Inter- und intraorganisationale Potenziale, intermediäre und institutionelle Arrangements für nachhaltiges Wirtschaften
Die im Governance-Diskurs thematisierte Notwendigkeit, sowohl einen instrumentellen Steuerungsoptimismus zu relativieren als auch zwischen „Government“ und polyzentrischen Governance-Strukturen zu differenzieren, spiegelt sich inhaltlich und konzeptionell im Nachhaltigkeitsdiskurs wider. Dementsprechend überschneiden sich auch die präferierten Problemlösungsstrategien: institutionelle Reformen und mehr dezentral und dialogisch ausgerichtete Steuerungsformen, die auf Reflexivität, Partizipation, Moderation und Selbstorganisation ausgerichtet sind (z.B. akteursgruppen-übergreifende Kooperation, Netzwerke, „soft laws“).

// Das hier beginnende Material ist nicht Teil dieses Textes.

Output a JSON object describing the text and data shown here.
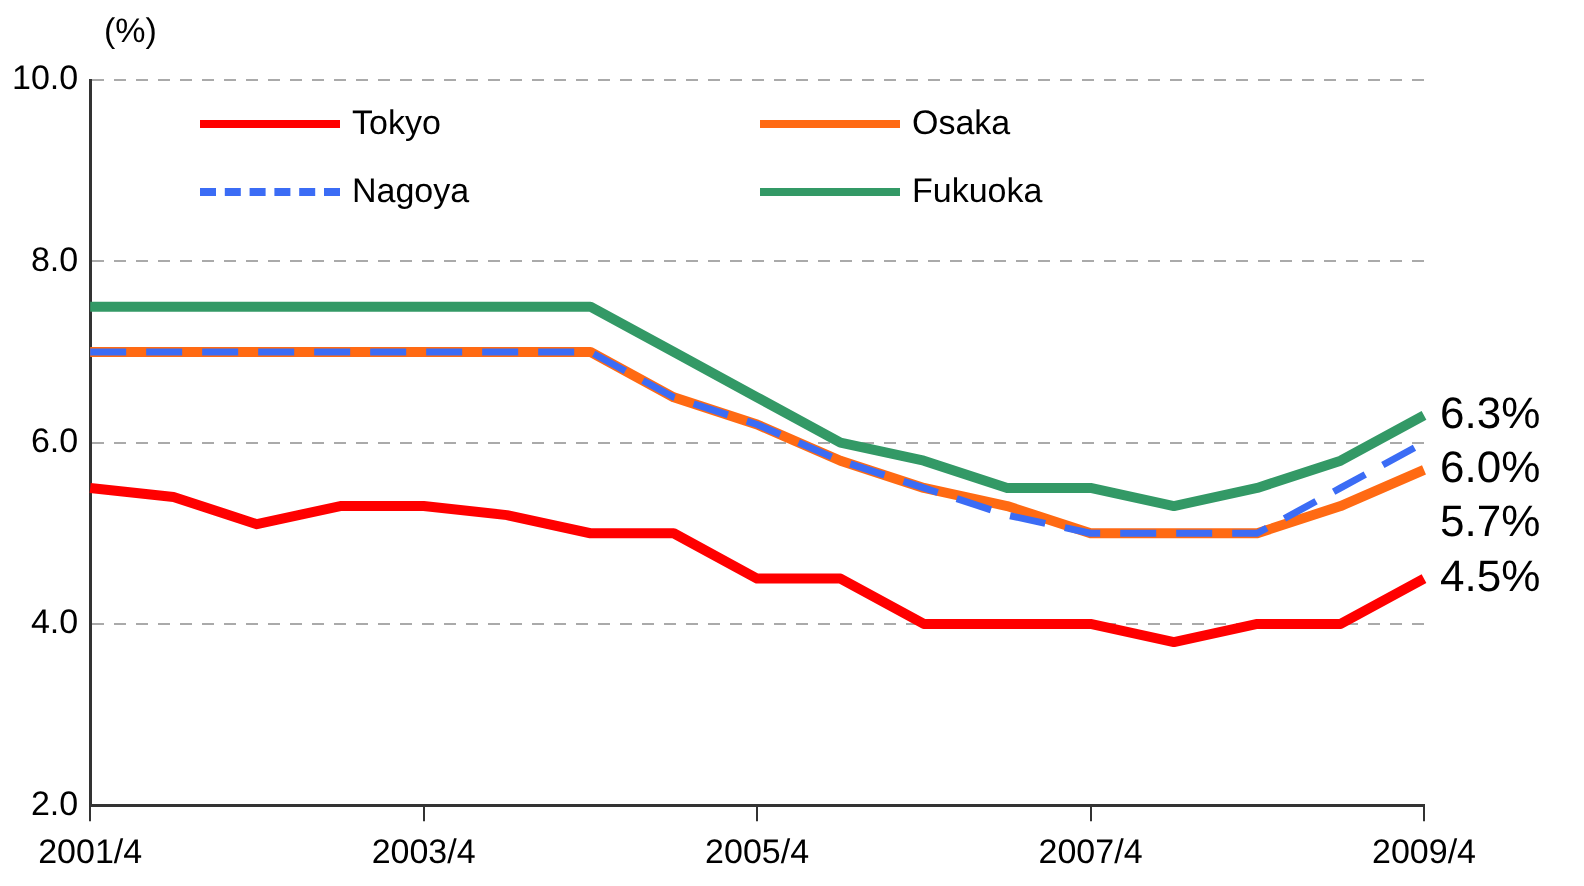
{
  "chart_data": {
    "type": "line",
    "ylabel": "(%)",
    "categories": [
      "2001/4",
      null,
      null,
      null,
      "2003/4",
      null,
      null,
      null,
      "2005/4",
      null,
      null,
      null,
      "2007/4",
      null,
      null,
      null,
      "2009/4"
    ],
    "series": [
      {
        "name": "Tokyo",
        "color": "#ff0000",
        "values": [
          5.5,
          5.4,
          5.1,
          5.3,
          5.3,
          5.2,
          5.0,
          5.0,
          4.5,
          4.5,
          4.0,
          4.0,
          4.0,
          3.8,
          4.0,
          4.0,
          4.5
        ]
      },
      {
        "name": "Osaka",
        "color": "#ff6a13",
        "values": [
          7.0,
          7.0,
          7.0,
          7.0,
          7.0,
          7.0,
          7.0,
          6.5,
          6.2,
          5.8,
          5.5,
          5.3,
          5.0,
          5.0,
          5.0,
          5.3,
          5.7
        ]
      },
      {
        "name": "Nagoya",
        "color": "#3b6cf5",
        "line_style": "dashed",
        "values": [
          7.0,
          7.0,
          7.0,
          7.0,
          7.0,
          7.0,
          7.0,
          6.5,
          6.2,
          5.8,
          5.5,
          5.2,
          5.0,
          5.0,
          5.0,
          5.5,
          6.0
        ]
      },
      {
        "name": "Fukuoka",
        "color": "#339966",
        "values": [
          7.5,
          7.5,
          7.5,
          7.5,
          7.5,
          7.5,
          7.5,
          7.0,
          6.5,
          6.0,
          5.8,
          5.5,
          5.5,
          5.3,
          5.5,
          5.8,
          6.3
        ]
      }
    ],
    "ylim": [
      2,
      10
    ],
    "yticks": [
      {
        "value": 2,
        "label": "2.0"
      },
      {
        "value": 4,
        "label": "4.0"
      },
      {
        "value": 6,
        "label": "6.0"
      },
      {
        "value": 8,
        "label": "8.0"
      },
      {
        "value": 10,
        "label": "10.0"
      }
    ],
    "grid": "y",
    "legend": "top",
    "marker": "none",
    "line_style": "solid",
    "annotations": [
      {
        "text": "6.3%",
        "x": "2009/4",
        "y": 6.3
      },
      {
        "text": "6.0%",
        "x": "2009/4",
        "y": 6.0
      },
      {
        "text": "5.7%",
        "x": "2009/4",
        "y": 5.7
      },
      {
        "text": "4.5%",
        "x": "2009/4",
        "y": 4.5
      }
    ]
  }
}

Um konkrete Entwicklungspfade für nachhaltiges Wirtschaften aufzeigen zu können, ist gerade eine anwendungsorientierte Nachhaltigkeitsforschung wichtig, die auf theoretisch fundierten Analysen der entsprechenden organisationalen Felder, der institutionellen und intermediären Arrangements sowie der koevolutionären inter- und intraorganisationalen Lernprozesse aufbaut. Ziel ist es, gesellschaftliche und unternehmerische Such- und Lernprozesse sozialwissenschaftlich zu inspirieren sowie organisationstheoretisch zu reflektieren.